Another blog post for my friends over at 3twins. Click HERE to view the full article on their site : )
#5: Nightmare Before Christmas
Jack, the Pumpkin King of Halloween Town, is bored with his life. After stumbling into Christmas Town, Jack becomes obsessed with the holiday and attempts to take it over.
Released in 1993, The Nightmare Before Christmas was not just revolutionary for stop motion as a medium, it received glowing reviews and is still well-loved today. It was originally released under the Touchstone label because Disney feared a negative reception, given it was too dark of a project. It has since, however, become a Disney animation staple, with characters even appearing in the Disney Parks over the Halloween season.
#4: Corpse Bride
Victor, a young Victorian man, accidentally marries the living corpse of a murdered bride.
Corpse Bride is created with a unique style of puppetry stop motion. The main characters have complicated clockwork mechanics that allow the facial expressions to be adjusted within the model. Apparently a painstaking process, the affect is yet a stunning visual experience.
Norman is a young a boy who can see ghosts. When the town he lives in is attacked by zombies, he and his friends must work together to save the day.
ParaNorman is a stop-motion movie from LAIKA, a small studio willing to take risks. ParaNorman is a great example of risk-taking in everything from the visual choices, to the fact that it features the first out character in an American animated theatrical release.
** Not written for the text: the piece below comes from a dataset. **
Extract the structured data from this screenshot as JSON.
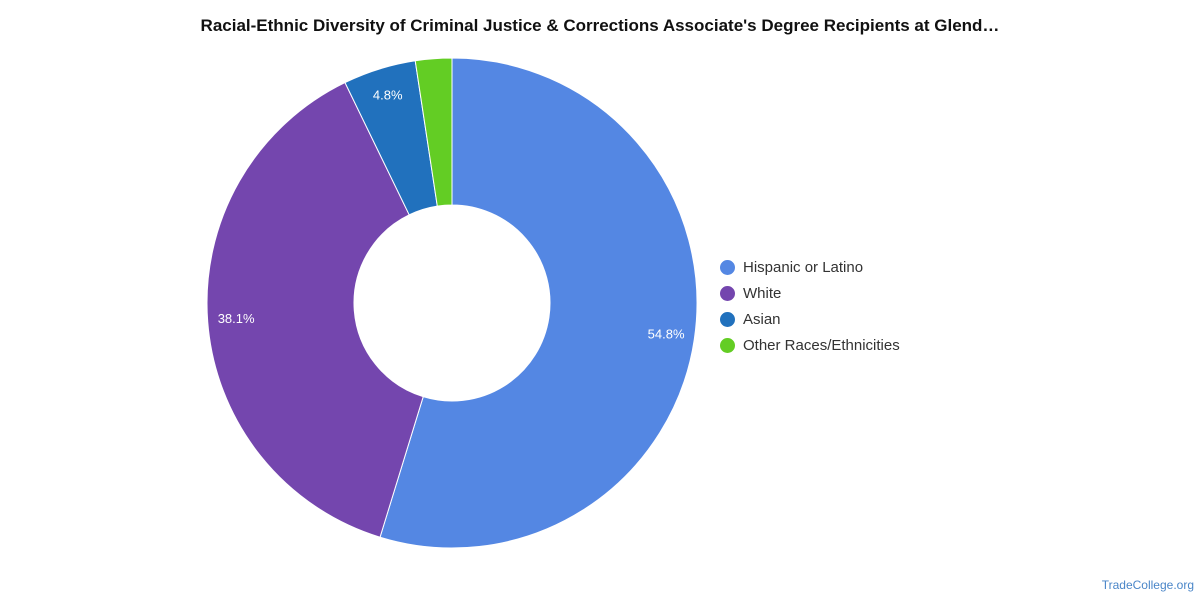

Ever. ParaNorman is a wonderful send off to B horror movies, while still being delightfully appropriate for children.
#2: Curse of the Ware Rabbit
A feature length Wallace and Gromit film, Curse of the Ware Rabbit tells the story of two friends who must work together to solve the mystery of who or what is attacking the garden, and they must do it before the annual village vegetable growing contest.
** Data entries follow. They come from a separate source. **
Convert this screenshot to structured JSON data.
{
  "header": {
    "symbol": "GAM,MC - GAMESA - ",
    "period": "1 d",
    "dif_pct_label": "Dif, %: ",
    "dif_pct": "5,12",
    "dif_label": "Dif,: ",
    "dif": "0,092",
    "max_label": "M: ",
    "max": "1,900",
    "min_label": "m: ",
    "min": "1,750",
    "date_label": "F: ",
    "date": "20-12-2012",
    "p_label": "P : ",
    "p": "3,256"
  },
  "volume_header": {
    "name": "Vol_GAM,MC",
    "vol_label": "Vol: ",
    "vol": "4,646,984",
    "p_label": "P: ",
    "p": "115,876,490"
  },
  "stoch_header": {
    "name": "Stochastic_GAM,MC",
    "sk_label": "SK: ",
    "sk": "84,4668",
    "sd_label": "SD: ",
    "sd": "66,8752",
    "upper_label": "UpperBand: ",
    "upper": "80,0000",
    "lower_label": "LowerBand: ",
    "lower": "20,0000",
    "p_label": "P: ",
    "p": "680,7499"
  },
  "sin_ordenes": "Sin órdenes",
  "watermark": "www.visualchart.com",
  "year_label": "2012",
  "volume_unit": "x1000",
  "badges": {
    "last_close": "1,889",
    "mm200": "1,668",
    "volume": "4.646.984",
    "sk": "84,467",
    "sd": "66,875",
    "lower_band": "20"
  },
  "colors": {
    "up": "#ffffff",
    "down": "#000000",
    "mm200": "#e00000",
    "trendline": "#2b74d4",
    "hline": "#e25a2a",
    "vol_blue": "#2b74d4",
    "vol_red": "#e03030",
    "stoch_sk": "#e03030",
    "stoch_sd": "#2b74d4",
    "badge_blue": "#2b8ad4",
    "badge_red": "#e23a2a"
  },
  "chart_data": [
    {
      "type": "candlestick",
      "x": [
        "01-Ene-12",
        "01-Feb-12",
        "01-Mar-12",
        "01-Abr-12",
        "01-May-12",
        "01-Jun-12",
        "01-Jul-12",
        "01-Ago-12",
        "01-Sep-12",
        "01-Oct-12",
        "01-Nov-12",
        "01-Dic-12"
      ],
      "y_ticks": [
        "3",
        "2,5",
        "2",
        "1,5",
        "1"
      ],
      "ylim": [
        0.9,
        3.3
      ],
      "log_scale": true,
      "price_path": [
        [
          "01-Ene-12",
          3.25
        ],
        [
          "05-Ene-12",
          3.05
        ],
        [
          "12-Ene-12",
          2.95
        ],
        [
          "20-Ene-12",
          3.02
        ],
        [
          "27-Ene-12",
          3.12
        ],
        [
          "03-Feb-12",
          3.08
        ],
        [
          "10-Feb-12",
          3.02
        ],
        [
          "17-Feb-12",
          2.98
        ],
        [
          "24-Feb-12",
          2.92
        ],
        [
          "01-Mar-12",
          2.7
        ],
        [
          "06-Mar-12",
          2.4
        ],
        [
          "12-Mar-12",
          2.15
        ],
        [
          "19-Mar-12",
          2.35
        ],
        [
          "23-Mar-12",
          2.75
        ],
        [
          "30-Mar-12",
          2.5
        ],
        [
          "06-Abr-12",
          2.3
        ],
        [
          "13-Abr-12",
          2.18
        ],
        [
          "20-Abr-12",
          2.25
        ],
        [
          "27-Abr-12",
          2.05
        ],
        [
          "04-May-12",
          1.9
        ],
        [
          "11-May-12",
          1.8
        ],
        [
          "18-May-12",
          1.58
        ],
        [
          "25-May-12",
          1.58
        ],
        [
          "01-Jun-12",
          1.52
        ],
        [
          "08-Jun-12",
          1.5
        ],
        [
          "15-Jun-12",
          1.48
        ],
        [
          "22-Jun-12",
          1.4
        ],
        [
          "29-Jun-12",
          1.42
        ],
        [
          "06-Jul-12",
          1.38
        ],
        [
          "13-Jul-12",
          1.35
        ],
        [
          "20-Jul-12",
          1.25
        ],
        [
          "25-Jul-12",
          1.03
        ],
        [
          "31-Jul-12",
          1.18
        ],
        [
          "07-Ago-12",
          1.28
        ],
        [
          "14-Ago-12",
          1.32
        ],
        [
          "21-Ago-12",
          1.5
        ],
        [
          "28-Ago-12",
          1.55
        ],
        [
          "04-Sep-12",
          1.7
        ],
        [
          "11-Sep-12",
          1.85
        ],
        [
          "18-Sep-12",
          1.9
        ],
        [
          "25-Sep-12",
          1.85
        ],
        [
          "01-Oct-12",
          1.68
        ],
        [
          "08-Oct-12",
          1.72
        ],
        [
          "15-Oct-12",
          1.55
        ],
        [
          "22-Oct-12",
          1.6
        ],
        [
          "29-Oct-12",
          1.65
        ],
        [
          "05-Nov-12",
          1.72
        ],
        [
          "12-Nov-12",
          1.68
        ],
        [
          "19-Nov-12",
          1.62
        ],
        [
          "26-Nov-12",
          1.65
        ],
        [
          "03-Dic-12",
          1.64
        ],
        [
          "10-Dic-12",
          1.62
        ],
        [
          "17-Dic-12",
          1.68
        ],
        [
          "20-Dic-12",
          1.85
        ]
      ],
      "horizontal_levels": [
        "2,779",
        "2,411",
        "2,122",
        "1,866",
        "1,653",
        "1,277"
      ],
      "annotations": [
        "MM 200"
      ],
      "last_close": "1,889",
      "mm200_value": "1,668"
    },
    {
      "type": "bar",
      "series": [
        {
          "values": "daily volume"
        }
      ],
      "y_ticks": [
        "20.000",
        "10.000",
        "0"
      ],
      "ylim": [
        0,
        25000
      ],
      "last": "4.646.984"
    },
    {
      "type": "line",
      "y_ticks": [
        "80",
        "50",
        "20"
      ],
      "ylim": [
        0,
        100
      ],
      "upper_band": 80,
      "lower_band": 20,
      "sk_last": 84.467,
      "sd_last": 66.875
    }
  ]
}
Claymation stop motion, this film has a wonderful tactile quality, with visible fingerprints indented from the sculpting process. Winner of the Academy Award for Best Animated Feature, Curse of the Ware Rabbit is full of visual punchlines and quick wit.
Coraline is a young lonely girl, whose family has recently moved. Coraline has strange dreams about her "other mother" that turn out to be darkly real.
Also produced by LAIKA, Coraline is based on a novel by Neil Gaiman that bares the same name. As with all the stop motion movies produced by LAIKA, they used 3D printer technology to create the intricate models for the animation. Because it was the first movie this studio had produced, instead of being printed in color (as was the case for their other films), each printed piece had to be carefully hand-painted.
A wonderfully written spooky story, paired with some of the most beautiful animation of any stop motion film, makes this my first choice for Halloween.